Baise-en-ville
Analyse du film : Baise-en-ville de Martin Jauvat
Quatre ans après Grand Paris Martin Jauvat réalise un deuxième long-métrage plus ambitieux que le précédent mais où l’on retrouve le style unique de l’auteur de comédies populaires. Dévoilé lors de la dernière Semaine de la Critique, Baise-en-ville est une comédie populaire réussie dans une mise en scène pop et fraîche. Ce film raconte les tribulations drolatiques d’un jeune homme encore gamin en grande banlieue parisienne.
Et surtout ne vous laissez pas distraire par ce titre en apparence grossier. Mais c’est quoi, au fait, un baise-en-ville ? ». Un « baise-en-ville » est une petite sacoche permettant à la femme ou l’homme qui ne dort pas chez elle/ chez lui (comprenez chez une conquête d’un soir) d’avoir le minimum pour son hygiène personnelle.
Sortie en France le 28 janvier 2026 | 1h 34min | Comédie De Martin Jauvat
Avec : Martin Jauvat, Emmanuelle Bercot, William Lebghil, Sébastien Chassage, Michel Hazanavicius, Géraldine Pailhas.
Corentin (surnommé Sprite, il a choisi lui-même le surnom de Sprite car son nom de famille est Périer), 25 ans, un Tanguy doux-rêveur, plein de candeur vit encore chez ses parents au Boulevard Espérance à Chelles. Sprite doit absolument trouver un job. Mais pour travailler , il faut le permis et pour se payer le permis, il faut un emploi… Finalement, il se fait engager par une start-up spécialisée dans le nettoyage d’appartements après des fêtes. Mais comment aller travailler tard la nuit sans moyen de transport dans une banlieue mal desservie ? Sur les conseils de sa monitrice d’auto-école , il s’inscrit alors sur une application pour séduire des jeunes femmes habitant près de ses lieux de travail. Un seul problème : Sprite n’est pas vraiment un séducteur…
Le deuxième long-métrage de Martin Jauvat confirme le goût de son réalisateur pour l’absurde. Le film ouvre sur un ensemble de situations rocambolesques. Nous sommes dans un inventaire à la Prévert en version pop et banlieusarde. La force de Martin Jauvat, c’est celle du décalage. Le comique découle naturellement de l’univers de Baise-en-ville.
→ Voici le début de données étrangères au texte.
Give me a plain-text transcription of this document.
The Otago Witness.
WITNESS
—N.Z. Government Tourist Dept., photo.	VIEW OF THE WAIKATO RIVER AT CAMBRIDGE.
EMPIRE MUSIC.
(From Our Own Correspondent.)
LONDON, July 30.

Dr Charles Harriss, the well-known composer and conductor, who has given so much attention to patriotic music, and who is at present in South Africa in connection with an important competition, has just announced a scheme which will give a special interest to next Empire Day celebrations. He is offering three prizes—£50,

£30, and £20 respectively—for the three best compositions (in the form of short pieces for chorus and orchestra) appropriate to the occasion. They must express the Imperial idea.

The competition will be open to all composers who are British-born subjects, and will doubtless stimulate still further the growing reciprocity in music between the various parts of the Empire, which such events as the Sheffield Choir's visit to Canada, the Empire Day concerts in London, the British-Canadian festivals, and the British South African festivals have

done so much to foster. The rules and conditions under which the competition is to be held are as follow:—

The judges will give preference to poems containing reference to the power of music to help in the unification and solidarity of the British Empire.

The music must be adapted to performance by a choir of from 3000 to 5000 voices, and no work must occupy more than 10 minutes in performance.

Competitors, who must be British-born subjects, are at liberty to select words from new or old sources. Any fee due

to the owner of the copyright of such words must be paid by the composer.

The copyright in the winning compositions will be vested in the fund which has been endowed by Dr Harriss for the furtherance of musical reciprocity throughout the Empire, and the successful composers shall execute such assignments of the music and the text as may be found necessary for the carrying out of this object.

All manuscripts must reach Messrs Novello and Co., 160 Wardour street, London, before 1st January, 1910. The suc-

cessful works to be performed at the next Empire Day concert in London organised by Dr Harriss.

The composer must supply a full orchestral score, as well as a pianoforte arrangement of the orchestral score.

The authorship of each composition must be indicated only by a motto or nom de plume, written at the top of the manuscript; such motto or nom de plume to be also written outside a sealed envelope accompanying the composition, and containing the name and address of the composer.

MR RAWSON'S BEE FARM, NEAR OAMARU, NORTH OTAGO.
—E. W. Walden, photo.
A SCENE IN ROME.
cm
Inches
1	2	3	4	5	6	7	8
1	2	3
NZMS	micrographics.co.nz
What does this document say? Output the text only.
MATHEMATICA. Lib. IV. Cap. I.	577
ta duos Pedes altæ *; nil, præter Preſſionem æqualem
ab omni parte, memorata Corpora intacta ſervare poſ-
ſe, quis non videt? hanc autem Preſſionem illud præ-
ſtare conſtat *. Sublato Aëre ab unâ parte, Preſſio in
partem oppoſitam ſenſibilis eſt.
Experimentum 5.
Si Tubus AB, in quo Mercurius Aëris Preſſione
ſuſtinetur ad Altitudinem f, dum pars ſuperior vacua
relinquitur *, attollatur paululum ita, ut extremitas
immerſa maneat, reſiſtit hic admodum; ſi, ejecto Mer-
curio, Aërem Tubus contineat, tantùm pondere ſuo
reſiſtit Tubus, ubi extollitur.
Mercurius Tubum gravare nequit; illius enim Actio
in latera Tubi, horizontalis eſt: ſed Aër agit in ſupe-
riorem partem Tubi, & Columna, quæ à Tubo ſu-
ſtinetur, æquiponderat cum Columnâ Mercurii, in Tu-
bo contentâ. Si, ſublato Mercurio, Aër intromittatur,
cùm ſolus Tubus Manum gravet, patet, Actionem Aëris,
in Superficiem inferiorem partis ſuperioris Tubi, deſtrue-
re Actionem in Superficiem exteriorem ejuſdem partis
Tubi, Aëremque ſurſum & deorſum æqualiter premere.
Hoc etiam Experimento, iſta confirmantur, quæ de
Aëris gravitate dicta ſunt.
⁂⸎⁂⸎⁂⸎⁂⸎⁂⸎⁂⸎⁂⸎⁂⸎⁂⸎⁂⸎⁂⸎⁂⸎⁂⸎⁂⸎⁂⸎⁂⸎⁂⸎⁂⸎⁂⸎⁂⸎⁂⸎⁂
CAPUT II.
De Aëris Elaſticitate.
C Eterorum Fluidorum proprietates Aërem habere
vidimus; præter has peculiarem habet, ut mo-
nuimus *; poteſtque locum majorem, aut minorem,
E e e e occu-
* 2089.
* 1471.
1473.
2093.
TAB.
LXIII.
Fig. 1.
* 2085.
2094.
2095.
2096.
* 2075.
Martin Jauvat sublime des environnements ordinaires, transforme un quartier que d’autres auraient qualifié de « sans âme » en terre d’aventure et continue son exploration amoureuse de cette ville de la grande couronne parisienne où il a grandi et qu’il filme depuis ses premiers courts-métrages. C’est un environnement peu vu dans le cinéma français : un ensemble de petits pavillons de classe moyenne, ni pauvres ni cossus, où l’on s’ennuie pas mal et que l’on parcourt en voiture. Martin Jauvat porte un regard rafraîchissant sur la banlieue, hors des représentations clichés et sans nuances. Il y a un regard tendre sur ce décor, il en va d’ailleurs de même avec les personnages.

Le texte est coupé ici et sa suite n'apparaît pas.